Saturday, March 22, 2014

Destroying Our Schools in Order to Save Them

Anyone who has children in public schools knows the increasing reliance on standardized testing and "Big Data" to set education policies is driving away skilled teachers, turning our classrooms into education factories, and killing public education (which I suspect is the real goal of these policies).

The other day I raised the issue of changing one's mind based on evidence, and how rarely that seems to happen. Well, education researcher and activist Diane Ravitch is someone who managed that trick when faced with overwhelming evidence that the "Education Reform Movement" she used to advocate for has been a spectacular failure and is undermining public education in the United States, to the immense profit of a select few.

In a post today on her blog, Ravitch quotes an article examining the effects of testing-mania on a school district in Lafayette, Louisiana (Louisiana being ground-zero for school reform post-Katrina):
Bureaucracy created by the current data-driven accountability system is a major source of teachers’ frustrations.
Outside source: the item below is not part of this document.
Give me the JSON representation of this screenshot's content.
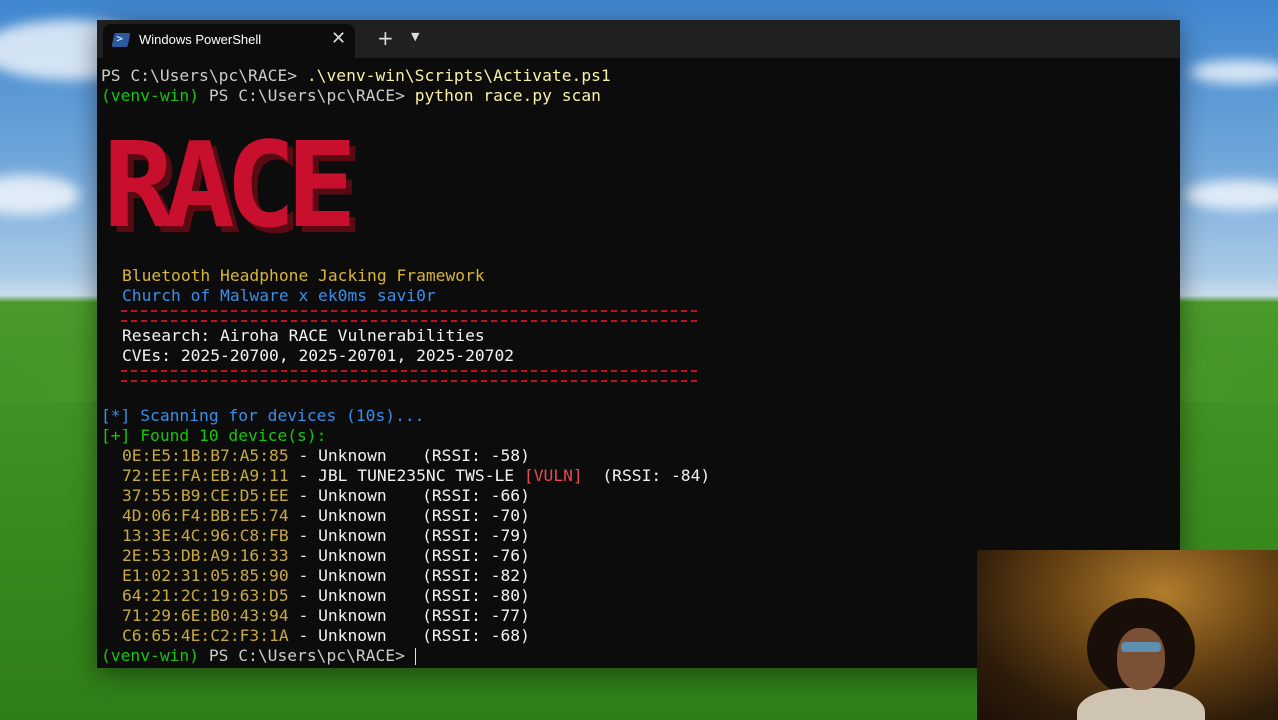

The state and districts are consumed by a school letter grade, the formula for which constantly changes under State Superintendent John White and BESE. For example, high schools are now judged on the ACT scores of all students, regardless of whether or not they are going to attend college. We now require students to take not only the ACT but also the “Practice ACT” plus hours of ACT test prep. This numbers game does little to help struggling students academically or emotionally. It is yet another mandate that allows adults sitting in offices to say they are helping “the kids” and holding schools accountable, while Johnny still can’t comprehend what he’s reading. This year in Lafayette, a typical sophomore will take 25 district and state standardized tests, consuming 25 percent of the school calendar for the sake of “data.”
In elementary schools in our school district in North Carolina, all 3rd graders have standardized assessments three times every week as part of the newly-implemented "Read to Achieve" program.  These assessments reduce time available for actual instruction, place an additional (and significant) paperwork burden on teachers, and take the ability to evaluate student progress away from the people who actually interact with students on a daily basis. And this doesn't even include the End of Grade Tests and other standardized assessments that were already in place.

Ravitch's blog is a good place to start reading about the "Education Reform Movement" being foisted on our public schools, the interests behind that "reform," and the real-world effects of these policies.